They say that everything King Midas touched turned to gold. However, that wasn't enough to keep his kingdom afloat.
Last year, archaeologists were digging at an ancient mound site near central Turkey called Türkmen-Karahöyük. This area is notorious for housing several lost metropolises, but this lost metropolis was particularly groundbreaking.
The archaeologists discovered the site because a local farmer told them that a nearby canal that had been recently dredged unveiled a large stone that was marked by an unknown inscription.
The archaeologists rushed to the stone, fearing that the exposure to the water would dull the inscriptions, but fortunately, it did not.
The script was written in Luwian, the language that was used in the Iron and Bronze ages around that area.
The inscription on the stone roughly translated to a poetic tale of a massive military victory.

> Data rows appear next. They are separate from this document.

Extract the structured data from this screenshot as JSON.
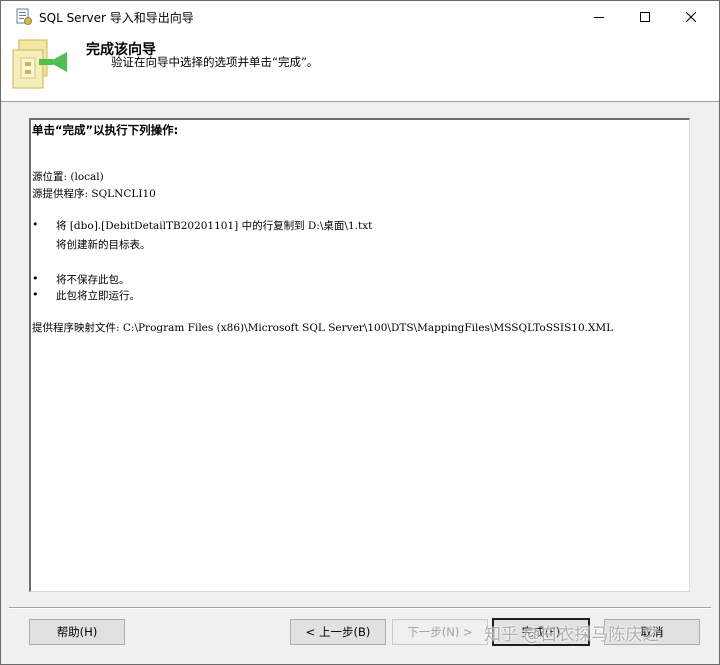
{
  "window": {
    "title": "SQL Server 导入和导出向导",
    "controls": {
      "minimize": "minimize-icon",
      "maximize": "maximize-icon",
      "close": "close-icon"
    }
  },
  "header": {
    "title": "完成该向导",
    "subtitle": "验证在向导中选择的选项并单击“完成”。",
    "icon": "wizard-banner-icon"
  },
  "summary": {
    "heading": "单击“完成”以执行下列操作:",
    "source_location": "源位置: (local)",
    "source_provider": "源提供程序: SQLNCLI10",
    "bullets": [
      {
        "text": "将 [dbo].[DebitDetailTB20201101] 中的行复制到 D:\\桌面\\1.txt",
        "sub": "将创建新的目标表。"
      },
      {
        "text": "将不保存此包。"
      },
      {
        "text": "此包将立即运行。"
      }
    ],
    "bullet_char": "•",
    "mapping_file": "提供程序映射文件: C:\\Program Files (x86)\\Microsoft SQL Server\\100\\DTS\\MappingFiles\\MSSQLToSSIS10.XML"
  },
  "buttons": {
    "help": "帮助(H)",
    "back": "< 上一步(B)",
    "next": "下一步(N) >",
    "finish": "完成(F)",
    "cancel": "取消"
  },
  "watermark": "知乎 @白衣探马陈庆之"
}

This stone depicts one of the most famous military victories in written history: the defeat of Phrygia, and the overtaking of the kingdom of Anatolia.
The royal house of Phrygia was ruled by the Midas's, but there was only one true historical King Midas. The hieroglyphs on this stone suggest that this was the location of the fabled kingdom of King Midas.
This discovery is actually groundbreaking. Thousands of years of ancient history have been lost, especially around the Bronze and Iron ages. This particular discovery helped uncover some history-defining moments that humanity was previously unsure about their validity.